If you owe tax to the CRA.

  • You are self-employed and must pay Canadian Retirement Plan (CPP) premiums.
  • The same applies to the payment of professional insurance (EI) premiums from self-employment income.
  • You and your spouse/partner want to distribute your retirement income.
  • You have participated in a Home Buyer Plan (HBP) or a Lifelong Learning Plan (LLP) and have installments to pay.
  • You got rid of your capital assets. If you have sold your house, you must file a tax return, even if you don’t have to pay any capital gains tax (CGT) on the sale (this is referred to as the primary residence exemption).
  • You must reimburse all your benefits in old age or in employee insurance
  • During the tax period, you received advances to the Canadian Workers’ Benefit (CWB).
  • The CRA sent you a request for a file.
  • If the CRA has sent you a request to file, it means that they are serious about your lack of submission, and you should be more able to do so.

Do I still have to file a tax return if I have a refund?

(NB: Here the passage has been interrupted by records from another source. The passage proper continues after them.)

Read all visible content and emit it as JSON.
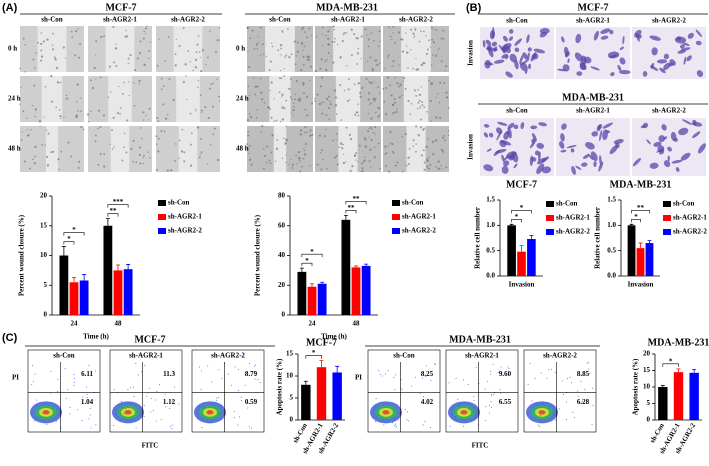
{
  "panel_labels": [
    "(A)",
    "(B)",
    "(C)"
  ],
  "wound_panels": [
    {
      "header": "MCF-7",
      "columns": [
        "sh-Con",
        "sh-AGR2-1",
        "sh-AGR2-2"
      ],
      "rows": [
        "0 h",
        "24 h",
        "48 h"
      ]
    },
    {
      "header": "MDA-MB-231",
      "columns": [
        "sh-Con",
        "sh-AGR2-1",
        "sh-AGR2-2"
      ],
      "rows": [
        "0 h",
        "24 h",
        "48 h"
      ]
    }
  ],
  "invasion_panels": [
    {
      "header": "MCF-7",
      "columns": [
        "sh-Con",
        "sh-AGR2-1",
        "sh-AGR2-2"
      ],
      "row": "Invasion"
    },
    {
      "header": "MDA-MB-231",
      "columns": [
        "sh-Con",
        "sh-AGR2-1",
        "sh-AGR2-2"
      ],
      "row": "Invasion"
    }
  ],
  "flow_panels": [
    {
      "header": "MCF-7",
      "x_label": "FITC",
      "y_label": "PI",
      "plots": [
        {
          "label": "sh-Con",
          "q2": "6.11",
          "q4": "1.04"
        },
        {
          "label": "sh-AGR2-1",
          "q2": "11.3",
          "q4": "1.12"
        },
        {
          "label": "sh-AGR2-2",
          "q2": "8.79",
          "q4": "0.59"
        }
      ]
    },
    {
      "header": "MDA-MB-231",
      "x_label": "FITC",
      "y_label": "PI",
      "plots": [
        {
          "label": "sh-Con",
          "q2": "8.25",
          "q4": "4.02"
        },
        {
          "label": "sh-AGR2-1",
          "q2": "9.60",
          "q4": "6.55"
        },
        {
          "label": "sh-AGR2-2",
          "q2": "8.85",
          "q4": "6.28"
        }
      ]
    }
  ],
  "chart_data": [
    {
      "type": "bar",
      "categories": [
        "24",
        "48"
      ],
      "series": [
        {
          "name": "sh-Con",
          "color": "#000000",
          "values": [
            10,
            15
          ],
          "errors": [
            1.5,
            1.2
          ]
        },
        {
          "name": "sh-AGR2-1",
          "color": "#ff0000",
          "values": [
            5.5,
            7.5
          ],
          "errors": [
            0.8,
            0.9
          ]
        },
        {
          "name": "sh-AGR2-2",
          "color": "#0000ff",
          "values": [
            5.8,
            7.7
          ],
          "errors": [
            1,
            0.8
          ]
        }
      ],
      "ylim": [
        0,
        20
      ],
      "yticks": [
        0,
        5,
        10,
        15,
        20
      ],
      "y_label": "Percent wound closure (%)",
      "x_label": "Time (h)",
      "legend": "right",
      "annotations": [
        "*",
        "*",
        "**",
        "***"
      ]
    },
    {
      "type": "bar",
      "categories": [
        "24",
        "48"
      ],
      "series": [
        {
          "name": "sh-Con",
          "color": "#000000",
          "values": [
            29,
            64
          ],
          "errors": [
            2.5,
            3
          ]
        },
        {
          "name": "sh-AGR2-1",
          "color": "#ff0000",
          "values": [
            19,
            32
          ],
          "errors": [
            2,
            1
          ]
        },
        {
          "name": "sh-AGR2-2",
          "color": "#0000ff",
          "values": [
            21,
            33
          ],
          "errors": [
            1,
            1.2
          ]
        }
      ],
      "ylim": [
        0,
        80
      ],
      "yticks": [
        0,
        20,
        40,
        60,
        80
      ],
      "y_label": "Percent wound closure (%)",
      "x_label": "Time (h)",
      "legend": "right",
      "annotations": [
        "*",
        "*",
        "**",
        "**"
      ]
    },
    {
      "type": "bar",
      "title": "MCF-7",
      "categories": [
        "Invasion"
      ],
      "series": [
        {
          "name": "sh-Con",
          "color": "#000000",
          "values": [
            1.0
          ],
          "errors": [
            0.02
          ]
        },
        {
          "name": "sh-AGR2-1",
          "color": "#ff0000",
          "values": [
            0.48
          ],
          "errors": [
            0.12
          ]
        },
        {
          "name": "sh-AGR2-2",
          "color": "#0000ff",
          "values": [
            0.73
          ],
          "errors": [
            0.07
          ]
        }
      ],
      "ylim": [
        0,
        1.5
      ],
      "yticks": [
        {
          "value": 0,
          "label": "0.0"
        },
        0.5,
        {
          "value": 1,
          "label": "1.0"
        },
        1.5
      ],
      "y_label": "Relative cell number",
      "legend": "right",
      "annotations": [
        "*",
        "*"
      ]
    },
    {
      "type": "bar",
      "title": "MDA-MB-231",
      "categories": [
        "Invasion"
      ],
      "series": [
        {
          "name": "sh-Con",
          "color": "#000000",
          "values": [
            1.0
          ],
          "errors": [
            0.02
          ]
        },
        {
          "name": "sh-AGR2-1",
          "color": "#ff0000",
          "values": [
            0.55
          ],
          "errors": [
            0.1
          ]
        },
        {
          "name": "sh-AGR2-2",
          "color": "#0000ff",
          "values": [
            0.65
          ],
          "errors": [
            0.05
          ]
        }
      ],
      "ylim": [
        0,
        1.5
      ],
      "yticks": [
        {
          "value": 0,
          "label": "0.0"
        },
        0.5,
        {
          "value": 1,
          "label": "1.0"
        },
        1.5
      ],
      "y_label": "Relative cell number",
      "legend": "right",
      "annotations": [
        "*",
        "**"
      ]
    },
    {
      "type": "bar",
      "title": "MCF-7",
      "categories": [
        "sh-Con",
        "sh-AGR2-1",
        "sh-AGR2-2"
      ],
      "values": [
        8,
        12,
        10.8
      ],
      "errors": [
        0.8,
        1.5,
        1.4
      ],
      "colors": [
        "#000000",
        "#ff0000",
        "#0000ff"
      ],
      "ylim": [
        0,
        15
      ],
      "yticks": [
        0,
        5,
        10,
        15
      ],
      "y_label": "Apoptosis rate (%)",
      "annotations": [
        "*"
      ]
    },
    {
      "type": "bar",
      "title": "MDA-MB-231",
      "categories": [
        "sh-Con",
        "sh-AGR2-1",
        "sh-AGR2-2"
      ],
      "values": [
        10,
        14.5,
        14.3
      ],
      "errors": [
        0.5,
        1,
        1
      ],
      "colors": [
        "#000000",
        "#ff0000",
        "#0000ff"
      ],
      "ylim": [
        0,
        20
      ],
      "yticks": [
        0,
        5,
        10,
        15,
        20
      ],
      "y_label": "Apoptosis rate (%)",
      "annotations": [
        "*"
      ]
    }
  ]
}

Even if you are not required to apply, it is sometimes in your interest to do so for the following reasons; you may need to file for a refund.

  • The records in your tax return determine whether you are eligible for certain federal and provincial benefit programs. Even if you have earned no income, you may still be eligible for GST / HST credit or provincial benefits such as the Ontario Trillium Benefit. Here you will be able to find a complete list of provincial grant programs.
  • Your RRSP contribution limit will start accruing as soon as you earn any income. While you don’t expect a refund, the larger RRSP’s contribution room, the better.
  • If you wish to claim Canadian Employee Benefit (CWB) or continue to receive Canadian Child Allowance (CCB)
  • If you went to school and are eligible for college tuition, you must declare the amounts on your tax return; regardless of your intent to use them. You may not need to use the credits this year, but to transfer or transfer them, they must be listed on your current tax return.
  • If you or your spouse wish to continue receiving a Guaranteed Income Supplement (GIS) for Old Age Insurance (OSA) payments.

Tax return deadline:

When it comes to tax season, many individuals begin to panic and try to get their taxes into their accountant before the deadline of April 30th each year. Both the new tax return and one’s payments from the previous year have to be made before or on April 30th if a person wants to avoid all the possible penalties that come with not paying your taxes on time. If a person is unfortunate enough to miss the deadline they do not have to worry. They can get in touch with an expert accountant who will be able to guide them on the next steps to take so that they do not upset the CRA. As a Canadian, it is very important that a person remains on the same page as the CRA.

Worried about ITR filing after the due date?

Let Calgary Tax Consulting experts file your belated return & claim your tax.